Obschon Widmers erzählerisches Werk, wie dieser Sammelband eindrücklich beweist, enorm vielfältig ist, der Autor mit unterschiedlichsten Gattungen, Formen und gar Sprachen – “Liebesbrief für Mary” (1993) ist grösstenteils in (helvetisch angehauchtem) Englisch geschrieben – spielte, haben ihn bestimmte Themen ein ganzes schriftstellerisches Leben lang begleitet. Neben den bereits erwähnten ist auch der Topos des Künstlers hervorzuheben, den Widmer sehr oft thematisiert: seine Künstler – seien es Schriftsteller, Maler oder Musiker – leiden, ja scheitern oft an ihrer unbedingten Hingabe zur Kunst. Etwa der Maler in der genialen Erzählung “Indianersommer” (1985), der nicht mehr malt, obwohl noch so viele Bilder in ihm sind; der verstummte Sänger in “Orpheus, zweiter Abstieg”; (1997) der schrecklich verwirrte Opernkomponist in “Die schreckliche Verwirrung des Giuseppe Verdi” (1977); und so weiter. Häufig auch erscheinen die Künste im Lichte ihrer mystischen Dimension, so beispielsweise wiederum in “Indianersommer”, wo ein Höhlenmaler merkwürdige Symbole für alles Ausgestorbene in den Fels ritzt. Oder der Ich-Erzähler in “Liebesbrief für Mary”, der einer Aborigine-Songline quer durch die australische Wüste folgt.

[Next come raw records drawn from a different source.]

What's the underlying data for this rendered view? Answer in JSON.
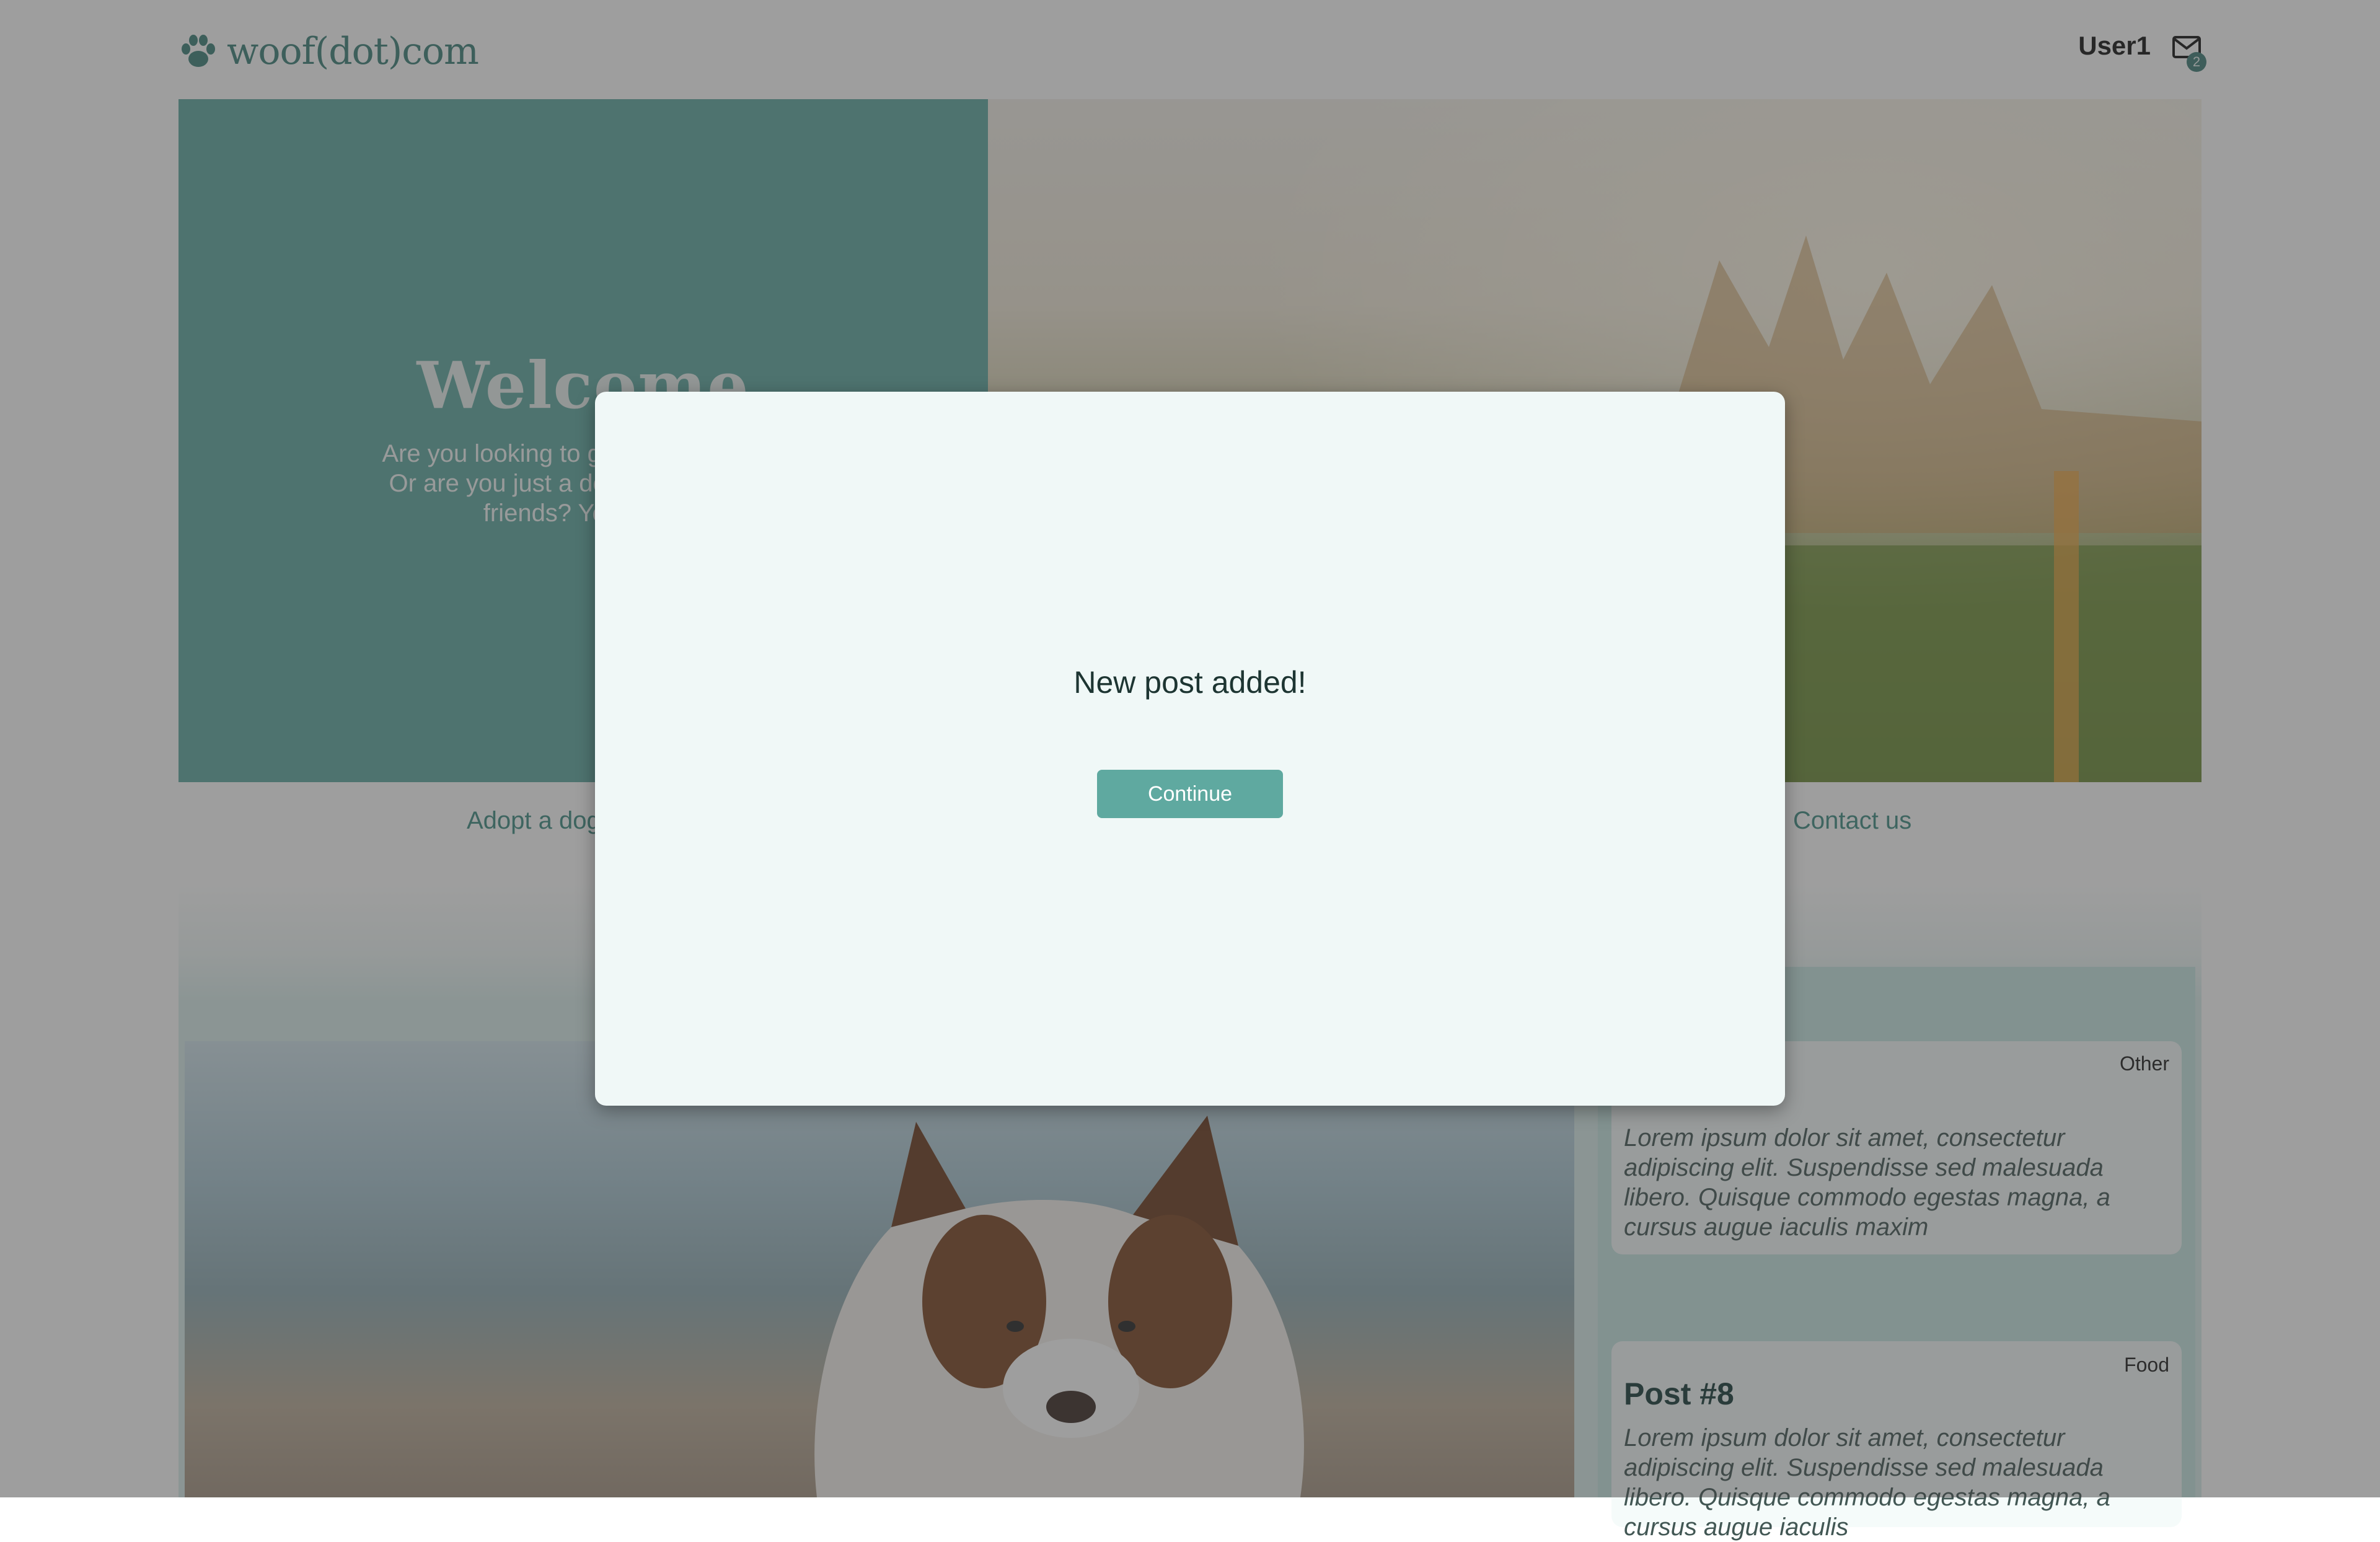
{
  "header": {
    "logo_text": "woof(dot)com",
    "user_name": "User1",
    "mail_badge": "2"
  },
  "hero": {
    "title": "Welcome",
    "intro_lines": [
      "Are you looking to get a new dog? M",
      "Or are you just a dog lover who like",
      "friends? You are a"
    ]
  },
  "nav": {
    "adopt": "Adopt a dog",
    "contact": "Contact us"
  },
  "posts": [
    {
      "category": "Other",
      "title": "",
      "text": "Lorem ipsum dolor sit amet, consectetur adipiscing elit. Suspendisse sed malesuada libero. Quisque commodo egestas magna, a cursus augue iaculis maxim"
    },
    {
      "category": "Food",
      "title": "Post #8",
      "text": "Lorem ipsum dolor sit amet, consectetur adipiscing elit. Suspendisse sed malesuada libero. Quisque commodo egestas magna, a cursus augue iaculis"
    }
  ],
  "modal": {
    "message": "New post added!",
    "button_label": "Continue"
  },
  "colors": {
    "accent": "#5fa9a0",
    "accent_dark": "#3f7d76",
    "modal_bg": "#f0f8f7"
  }
}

Im bereits oben zitierten Interview sagte Widmer: “Ich habe lebenslang einen großen Grundpessimismus gehabt. Ich bin ein Katastrophiker. Aber ich bin auch stets in der Lage gewesen zu spalten: In meinem Alltag hat so viel Optimismus Platz und viel Lust. “ Diese Spaltung kommt auch in vielen seiner Erzählungen deutlich zum Ausdruck. Obschon Widmer ein Meister der verzweifelten Verirrung und der kuriosen Grausamkeiten des Lebens ist, obschon es in diesen Geschichten Verleger gibt, die von ihren eigenen Büchern erschlagen werden, Leute, die von ihrer eigenen Selbstschussanlage zerschossen werden, obschon er wundersam desperate Sätze schreibt wie “Kein Mensch ist für die Temperaturen gebaut, die die Liebe erzeugt.” (Aus: “Eine Herbstgeschichte”), bleibt doch auch häufig Platz für mindestens einen Funken Optimismus – und für Humor. Manche der kürzeren Geschichten, etwa “In Amerika” (1972), sind wahre Perlen dieses hintergründigen Widmer’schen Humors.
Und dann ist da wieder dieser Maler in “Indianersommer”: Plötzlich nimmt er eine Tuba zur Hand und beginnt zu spielen. Er will “ein Virtuose in der Kunst werden (…), laute Instrumente leise zu spielen.” Auch Urs Widmer war – in übertragenem Sinne – ein Virtuose in dieser Kunst: sein Ton ist mal ruhig und besonnen, mal kurvenreich und verspielt, niemals jedoch angeberisch oder laut schreiend. Der Adjektive sind viele, mit der man seine Sprache zu etikettieren vermöchte, eines aber trifft immer: sympathisch.
“Das Schreiben ist das Ziel, nicht das Buch” lässt er seinen Ich-Erzähler in “Das Paradies des Vergessens” (1990) sagen. Ein schickes Bonmot, und doch sind wir selbstverständlich froh, hat es dieses Geschriebene oft genug ins Buchformat geschafft, so dass uns die erzählerische Freude, die Fabulierlust, der Witz und das Wissen dieses grossen, facettenreichen Erzählers für immer erhalten bleiben.